Washington – At least one advocacy group and two truck safety advocates are calling for the federal government to maintain strict hours-of-service regulations for commercial motor vehicle drivers as a way to combat fatigued driving.
At press time, the outlook for the HOS rule for CMV drivers remained uncertain as Congress weighed the Omnibus appropriations bill for fiscal year 2017. Language in the bill could repeal a requirement for drivers to take a 34-hour break once a week – including two stints between 1 a.m. and 5 a.m.
The Arlington, VA-based Truck Safety Coalition states that if such language is approved, CMV drivers would see their working and driving hours increase to 82 hours from 70 and the elimination of a required “weekend” off.
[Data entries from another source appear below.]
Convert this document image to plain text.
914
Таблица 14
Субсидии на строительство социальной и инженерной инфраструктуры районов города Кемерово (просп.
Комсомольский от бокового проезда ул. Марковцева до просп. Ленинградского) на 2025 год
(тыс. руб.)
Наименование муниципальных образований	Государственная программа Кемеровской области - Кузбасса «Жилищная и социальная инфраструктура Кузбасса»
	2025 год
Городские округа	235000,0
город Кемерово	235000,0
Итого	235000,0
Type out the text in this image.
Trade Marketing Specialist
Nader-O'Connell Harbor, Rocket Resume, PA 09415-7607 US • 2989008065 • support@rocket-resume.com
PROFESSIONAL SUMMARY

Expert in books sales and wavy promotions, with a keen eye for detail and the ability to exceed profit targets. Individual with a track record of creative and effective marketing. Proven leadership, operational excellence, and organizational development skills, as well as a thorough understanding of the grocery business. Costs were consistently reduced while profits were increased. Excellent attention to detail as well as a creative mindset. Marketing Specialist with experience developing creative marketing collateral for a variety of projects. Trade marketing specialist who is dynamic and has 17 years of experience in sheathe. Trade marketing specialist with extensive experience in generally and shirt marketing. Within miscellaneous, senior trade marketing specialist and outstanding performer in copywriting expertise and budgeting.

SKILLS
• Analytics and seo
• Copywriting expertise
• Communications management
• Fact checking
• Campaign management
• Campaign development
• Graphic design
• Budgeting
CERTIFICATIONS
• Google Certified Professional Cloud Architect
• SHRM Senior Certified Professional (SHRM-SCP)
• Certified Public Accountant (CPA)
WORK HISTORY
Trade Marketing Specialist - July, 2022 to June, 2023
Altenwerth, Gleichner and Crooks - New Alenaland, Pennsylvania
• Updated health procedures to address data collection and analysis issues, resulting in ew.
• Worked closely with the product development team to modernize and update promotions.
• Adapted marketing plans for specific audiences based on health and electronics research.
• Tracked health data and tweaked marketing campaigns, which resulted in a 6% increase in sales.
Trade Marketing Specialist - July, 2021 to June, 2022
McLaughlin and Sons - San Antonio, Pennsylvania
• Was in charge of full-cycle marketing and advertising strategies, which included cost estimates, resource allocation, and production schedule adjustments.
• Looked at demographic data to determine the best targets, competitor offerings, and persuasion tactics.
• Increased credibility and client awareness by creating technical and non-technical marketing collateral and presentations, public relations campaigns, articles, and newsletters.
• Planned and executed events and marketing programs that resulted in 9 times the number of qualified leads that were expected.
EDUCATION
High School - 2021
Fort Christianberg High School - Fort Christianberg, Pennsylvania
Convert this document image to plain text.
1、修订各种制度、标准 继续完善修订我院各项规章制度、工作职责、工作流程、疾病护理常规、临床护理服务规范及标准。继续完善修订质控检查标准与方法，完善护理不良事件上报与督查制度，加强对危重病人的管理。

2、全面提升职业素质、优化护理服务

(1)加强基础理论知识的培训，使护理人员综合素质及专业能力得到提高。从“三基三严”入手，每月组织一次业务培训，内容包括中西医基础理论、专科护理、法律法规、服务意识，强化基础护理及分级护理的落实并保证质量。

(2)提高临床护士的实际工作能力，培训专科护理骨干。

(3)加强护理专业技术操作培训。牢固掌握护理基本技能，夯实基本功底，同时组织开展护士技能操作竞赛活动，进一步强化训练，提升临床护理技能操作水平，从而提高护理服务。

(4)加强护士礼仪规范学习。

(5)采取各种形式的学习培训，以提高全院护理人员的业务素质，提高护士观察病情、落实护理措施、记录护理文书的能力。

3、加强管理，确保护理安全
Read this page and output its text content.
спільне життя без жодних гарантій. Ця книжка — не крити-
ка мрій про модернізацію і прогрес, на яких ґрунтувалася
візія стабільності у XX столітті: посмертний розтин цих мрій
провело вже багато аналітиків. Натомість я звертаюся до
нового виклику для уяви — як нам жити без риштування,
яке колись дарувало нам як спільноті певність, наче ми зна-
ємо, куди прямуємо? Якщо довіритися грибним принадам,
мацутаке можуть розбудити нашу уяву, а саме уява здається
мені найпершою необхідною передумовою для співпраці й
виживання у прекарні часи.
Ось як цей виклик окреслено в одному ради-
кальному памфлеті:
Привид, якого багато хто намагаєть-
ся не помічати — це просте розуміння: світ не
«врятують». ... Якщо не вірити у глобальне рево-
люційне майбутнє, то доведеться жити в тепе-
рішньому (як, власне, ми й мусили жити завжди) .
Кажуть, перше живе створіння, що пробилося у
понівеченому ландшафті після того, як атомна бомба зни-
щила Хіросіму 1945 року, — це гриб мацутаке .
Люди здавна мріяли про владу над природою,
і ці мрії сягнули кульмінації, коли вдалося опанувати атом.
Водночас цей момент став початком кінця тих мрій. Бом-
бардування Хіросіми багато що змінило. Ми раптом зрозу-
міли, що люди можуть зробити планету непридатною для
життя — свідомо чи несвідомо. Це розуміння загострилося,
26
In a letter sent Nov. 10 to Secretary of Transportation Anthony Foxx, Jackie Novak of the Truck Safety Coalition and Jennifer Tierney of Citizens for Reliable and Safe Highways wrote that “if this anti-safety measure is enacted, it will result in more overtired and overworked truck drivers driving alongside our loved ones, which will inevitably lead to more crashes, injuries and fatalities. … Clearly, the solution to this pervasive problem is not to add more driving and working time, but rather to consider ways to address and prevent fatigue.”
The Department of Transportation originally issued the restart rule in 2011 after considering material from about 21,000 formal docket comments, six public listening sessions, a review of 80 sources of scientific research and approximately 10 years of rulemaking, according to the Truck Safety Coalition. Any policy rider attached to the fiscal 2017 omnibus appropriations bill will not have been subject to public scrutiny, committee hearings or safety reviews, the coalition states.
On May 19, the Senate approved a transportation funding bill that would preserve the HOS rule, with specific details hinging on the results of a study conducted by the Federal Motor Carrier Safety Association. FMCSA aimed to determine if the weekly break improves safety or creates additional crash risks during the morning rush hour. The rule was suspended, pending further research into its safety effects, as part of the Consolidated and Further Continuing Appropriations Act of 2015.